Description
A State of Blood: The Inside Story of Idi Amin by Henry Kyemba is one of the most chilling and authoritative firsthand accounts ever written about one of Africa’s most brutal dictatorships. Kyemba served for five years as a top cabinet minister in Idi Amin’s Uganda — including as Minister of Health — giving him direct access to the inner workings of a regime defined by terror, paranoia, and mass murder.
Kyemba provides an unflinching eyewitness account of what life was like inside Amin’s government, including the systematic elimination of political opponents, intellectuals, and entire ethnic groups, the culture of fear and suspicion that permeated every level of government, Amin’s erratic behaviour, violent paranoia, and cult of personality, the expulsion of Uganda’s Asian community and the economic devastation that followed, the role of foreign powers in enabling and ignoring Amin’s atrocities, and the daily reality of serving a dictator while trying to survive.
What makes this book extraordinary is that it comes not from an outside journalist or historian, but from someone who sat in cabinet meetings, witnessed decisions being made, and lived in constant fear for his own life. Kyemba eventually fled Uganda and wrote this account to ensure the world understood the full horror of what had taken place.

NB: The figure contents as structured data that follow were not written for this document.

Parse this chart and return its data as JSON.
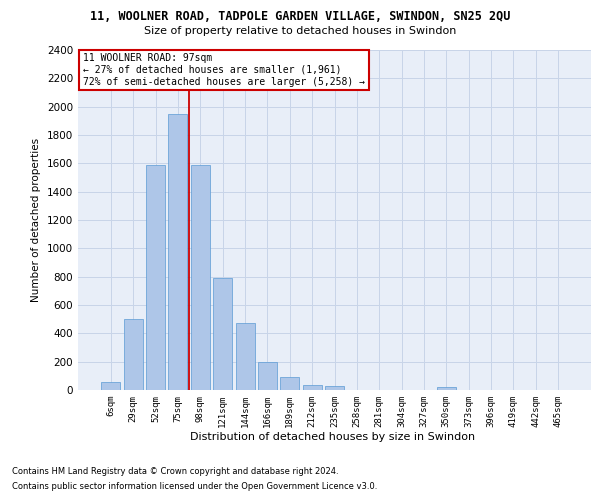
{
  "title": "11, WOOLNER ROAD, TADPOLE GARDEN VILLAGE, SWINDON, SN25 2QU",
  "subtitle": "Size of property relative to detached houses in Swindon",
  "xlabel": "Distribution of detached houses by size in Swindon",
  "ylabel": "Number of detached properties",
  "categories": [
    "6sqm",
    "29sqm",
    "52sqm",
    "75sqm",
    "98sqm",
    "121sqm",
    "144sqm",
    "166sqm",
    "189sqm",
    "212sqm",
    "235sqm",
    "258sqm",
    "281sqm",
    "304sqm",
    "327sqm",
    "350sqm",
    "373sqm",
    "396sqm",
    "419sqm",
    "442sqm",
    "465sqm"
  ],
  "bar_values": [
    60,
    500,
    1590,
    1950,
    1590,
    790,
    470,
    195,
    90,
    35,
    28,
    0,
    0,
    0,
    0,
    20,
    0,
    0,
    0,
    0,
    0
  ],
  "bar_color": "#aec6e8",
  "bar_edge_color": "#5b9bd5",
  "vline_position": 4.0,
  "ylim_max": 2400,
  "yticks": [
    0,
    200,
    400,
    600,
    800,
    1000,
    1200,
    1400,
    1600,
    1800,
    2000,
    2200,
    2400
  ],
  "annotation_title": "11 WOOLNER ROAD: 97sqm",
  "annotation_line1": "← 27% of detached houses are smaller (1,961)",
  "annotation_line2": "72% of semi-detached houses are larger (5,258) →",
  "vline_color": "#cc0000",
  "grid_color": "#c8d4e8",
  "bg_color": "#e8eef8",
  "footer1": "Contains HM Land Registry data © Crown copyright and database right 2024.",
  "footer2": "Contains public sector information licensed under the Open Government Licence v3.0."
}
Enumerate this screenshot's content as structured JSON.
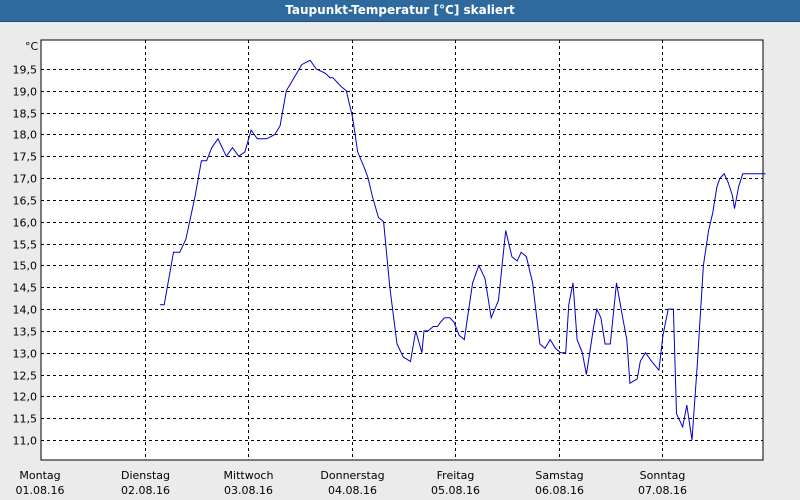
{
  "window": {
    "title": "Taupunkt-Temperatur [°C] skaliert"
  },
  "chart_data": {
    "type": "line",
    "title": "Taupunkt-Temperatur [°C] skaliert",
    "ylabel": "°C",
    "xlabel": "",
    "ylim": [
      10.7,
      20.0
    ],
    "xlim": [
      0,
      7
    ],
    "grid": true,
    "x_unit": "days from 01.08.16 00:00",
    "yticks": [
      "11,0",
      "11,5",
      "12,0",
      "12,5",
      "13,0",
      "13,5",
      "14,0",
      "14,5",
      "15,0",
      "15,5",
      "16,0",
      "16,5",
      "17,0",
      "17,5",
      "18,0",
      "18,5",
      "19,0",
      "19,5"
    ],
    "ytick_values": [
      11.0,
      11.5,
      12.0,
      12.5,
      13.0,
      13.5,
      14.0,
      14.5,
      15.0,
      15.5,
      16.0,
      16.5,
      17.0,
      17.5,
      18.0,
      18.5,
      19.0,
      19.5
    ],
    "xticks": [
      {
        "day": "Montag",
        "date": "01.08.16"
      },
      {
        "day": "Dienstag",
        "date": "02.08.16"
      },
      {
        "day": "Mittwoch",
        "date": "03.08.16"
      },
      {
        "day": "Donnerstag",
        "date": "04.08.16"
      },
      {
        "day": "Freitag",
        "date": "05.08.16"
      },
      {
        "day": "Samstag",
        "date": "06.08.16"
      },
      {
        "day": "Sonntag",
        "date": "07.08.16"
      }
    ],
    "series": [
      {
        "color": "#0000cc",
        "x": [
          1.15,
          1.19,
          1.28,
          1.34,
          1.4,
          1.49,
          1.55,
          1.6,
          1.65,
          1.71,
          1.79,
          1.85,
          1.91,
          1.97,
          2.03,
          2.09,
          2.18,
          2.26,
          2.31,
          2.37,
          2.42,
          2.52,
          2.6,
          2.66,
          2.75,
          2.79,
          2.82,
          2.86,
          2.9,
          2.95,
          3.01,
          3.06,
          3.13,
          3.16,
          3.2,
          3.26,
          3.31,
          3.37,
          3.44,
          3.5,
          3.57,
          3.62,
          3.68,
          3.7,
          3.74,
          3.79,
          3.83,
          3.86,
          3.9,
          3.95,
          3.99,
          4.04,
          4.09,
          4.17,
          4.23,
          4.29,
          4.35,
          4.42,
          4.49,
          4.55,
          4.6,
          4.64,
          4.69,
          4.75,
          4.82,
          4.87,
          4.92,
          4.97,
          5.02,
          5.07,
          5.1,
          5.14,
          5.18,
          5.23,
          5.27,
          5.34,
          5.37,
          5.41,
          5.45,
          5.5,
          5.56,
          5.62,
          5.66,
          5.69,
          5.76,
          5.79,
          5.84,
          5.9,
          5.97,
          6.01,
          6.06,
          6.11,
          6.14,
          6.2,
          6.24,
          6.29,
          6.34,
          6.4,
          6.45,
          6.49,
          6.53,
          6.56,
          6.6,
          6.64,
          6.68,
          6.7,
          6.74,
          6.78,
          6.82,
          6.87,
          6.91,
          6.96,
          7.0
        ],
        "y": [
          14.1,
          14.1,
          15.3,
          15.3,
          15.6,
          16.6,
          17.4,
          17.4,
          17.7,
          17.9,
          17.5,
          17.7,
          17.5,
          17.6,
          18.1,
          17.9,
          17.9,
          18.0,
          18.2,
          19.0,
          19.2,
          19.6,
          19.7,
          19.5,
          19.4,
          19.3,
          19.3,
          19.2,
          19.1,
          19.0,
          18.4,
          17.6,
          17.2,
          17.0,
          16.6,
          16.1,
          16.0,
          14.5,
          13.2,
          12.9,
          12.8,
          13.5,
          13.0,
          13.5,
          13.5,
          13.6,
          13.6,
          13.7,
          13.8,
          13.8,
          13.7,
          13.4,
          13.3,
          14.6,
          15.0,
          14.7,
          13.8,
          14.2,
          15.8,
          15.2,
          15.1,
          15.3,
          15.2,
          14.6,
          13.2,
          13.1,
          13.3,
          13.1,
          13.0,
          13.0,
          14.1,
          14.6,
          13.3,
          13.0,
          12.5,
          13.6,
          14.0,
          13.8,
          13.2,
          13.2,
          14.6,
          13.8,
          13.3,
          12.3,
          12.4,
          12.8,
          13.0,
          12.8,
          12.6,
          13.4,
          14.0,
          14.0,
          11.6,
          11.3,
          11.8,
          11.0,
          12.7,
          15.0,
          15.8,
          16.2,
          16.8,
          17.0,
          17.1,
          16.9,
          16.6,
          16.3,
          16.8,
          17.1,
          17.1,
          17.1,
          17.1,
          17.1,
          17.1
        ]
      }
    ]
  }
}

This is essential reading for anyone across Kenya and East Africa. As Uganda’s neighbour and a country deeply affected by the Amin era — including the 1976 Entebbe hijacking and the cross-border tensions of the period — Kenya has a direct connection to this history. The book is invaluable for students of African history, political science, governance, and human rights, and serves as a powerful warning about the consequences of unchecked authoritarian power.
A sobering companion to Imperial Reckoning, The Fear, and A Grain of Wheat.